Sedgewick's Algorithms book is great for practical learning but too tied to Java and implementation details. It is a bit shallow on theory, though the community and resources for other languages help.

That said, I personally prefer Introduction to Algorithms (CLRS) for its formal rigor and clear proofs, and Grokking Algorithms for building intuition.

The broader goal of this project is to build a well tested, reference quality set of implementations in C, Python, and Go. That is the next milestone.

Possibly you mean "too tied to Pascal" ;-)

Was the very first edition of Sedgewick's Algorithms written in Pascal? I heard that but never actually saw that version myself.

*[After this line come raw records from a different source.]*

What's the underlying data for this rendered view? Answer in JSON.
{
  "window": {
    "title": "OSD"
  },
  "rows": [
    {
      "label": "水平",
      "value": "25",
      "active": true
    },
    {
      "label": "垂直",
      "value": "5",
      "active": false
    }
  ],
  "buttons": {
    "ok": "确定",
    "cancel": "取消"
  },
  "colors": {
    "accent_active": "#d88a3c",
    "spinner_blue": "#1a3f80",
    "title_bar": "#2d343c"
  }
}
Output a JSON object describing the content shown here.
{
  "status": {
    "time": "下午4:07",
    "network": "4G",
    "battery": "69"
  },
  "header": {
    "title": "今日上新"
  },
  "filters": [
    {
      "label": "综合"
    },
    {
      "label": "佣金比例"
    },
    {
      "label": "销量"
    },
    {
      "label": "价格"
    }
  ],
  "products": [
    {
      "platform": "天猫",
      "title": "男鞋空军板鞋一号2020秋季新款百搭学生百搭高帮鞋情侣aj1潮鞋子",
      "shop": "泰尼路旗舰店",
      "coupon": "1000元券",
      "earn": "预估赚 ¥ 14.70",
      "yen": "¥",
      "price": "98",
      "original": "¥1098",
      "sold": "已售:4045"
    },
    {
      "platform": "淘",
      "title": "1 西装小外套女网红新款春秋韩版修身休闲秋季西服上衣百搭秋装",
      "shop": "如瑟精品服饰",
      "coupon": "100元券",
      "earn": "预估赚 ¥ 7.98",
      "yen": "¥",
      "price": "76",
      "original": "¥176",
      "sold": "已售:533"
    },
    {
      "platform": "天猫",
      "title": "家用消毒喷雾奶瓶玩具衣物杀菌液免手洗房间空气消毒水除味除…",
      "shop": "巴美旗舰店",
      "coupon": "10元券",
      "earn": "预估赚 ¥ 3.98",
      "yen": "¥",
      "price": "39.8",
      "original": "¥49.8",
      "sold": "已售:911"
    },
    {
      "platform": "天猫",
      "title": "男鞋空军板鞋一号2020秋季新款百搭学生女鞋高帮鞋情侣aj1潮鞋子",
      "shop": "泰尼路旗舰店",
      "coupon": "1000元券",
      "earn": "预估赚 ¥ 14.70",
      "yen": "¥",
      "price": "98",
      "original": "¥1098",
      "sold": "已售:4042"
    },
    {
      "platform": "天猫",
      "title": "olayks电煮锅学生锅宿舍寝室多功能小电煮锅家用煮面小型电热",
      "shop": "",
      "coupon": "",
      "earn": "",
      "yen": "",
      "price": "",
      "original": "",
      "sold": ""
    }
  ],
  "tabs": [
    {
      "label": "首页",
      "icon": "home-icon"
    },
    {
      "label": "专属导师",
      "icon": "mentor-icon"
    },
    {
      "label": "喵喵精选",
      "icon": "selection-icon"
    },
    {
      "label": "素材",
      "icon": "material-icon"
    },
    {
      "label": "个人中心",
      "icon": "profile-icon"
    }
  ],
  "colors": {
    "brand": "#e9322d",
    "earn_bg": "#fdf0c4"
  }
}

Your comment brought back an old memory for me. My first programming language in high school was Turbo Pascal. That IDE was amazing: instant compilation, the blue screen TUI, F1 for inline help, a surprisingly good debugger, and it just felt so smooth and fast back then. No internet needed, no AI assistance, just pure focus and curiosity. Oh, how I really miss those days :)

I think the first several editions (two? three?) were in Pascal, yeah.

The first time I saw TP was on my uncle's Kaypro, which was sort of even more amazing: the screen wasn't capable of blue, the keyboard didn't have an F1 key, and the CPU wasn't capable of instant compilation. But the alternatives were assembly language and Microsoft BASIC!

For assembly, by any chance, do you like the "pink shirt" book? It is one of my all-time favorites! I learned so much from it back in the day. Sadly, I lost my copy somewhere along the way :(

https://deprogrammaticaipsum.com/peter-norton/

I've never actually read it! I'm not sure what I would recommend if someone asked me for an introductory assembly-language book recommendation. Probably something for ARM or AMD64?

I am not an expert but have been learning RISC-V Assembly in my backlog for some years now. https://riscv-programming.org/

Feels like what x86 could have been if it started clean.

You mean, if the 80386 hadn't been designed with 8086 backwards compatibility in mind? What attributes do you see in common? "x86 started clean" might be a reasonable description of iAPX432, RL78, Itanic, 68000, or ARM2, from different points of view.

Sedgewick is available for C also.

For clarification, I meant the Algorithms, 4th Edition book at https://algs4.cs.princeton.edu/home/ which is entirely in Java. All the example code, libraries, and exercises there use Java, and the authors explicitly note that the book is written for that language.

However, you are right, Prof. Sedgewick has long maintained versions of his material across multiple languages. I remember that the third edition has C, C++ and Java versions.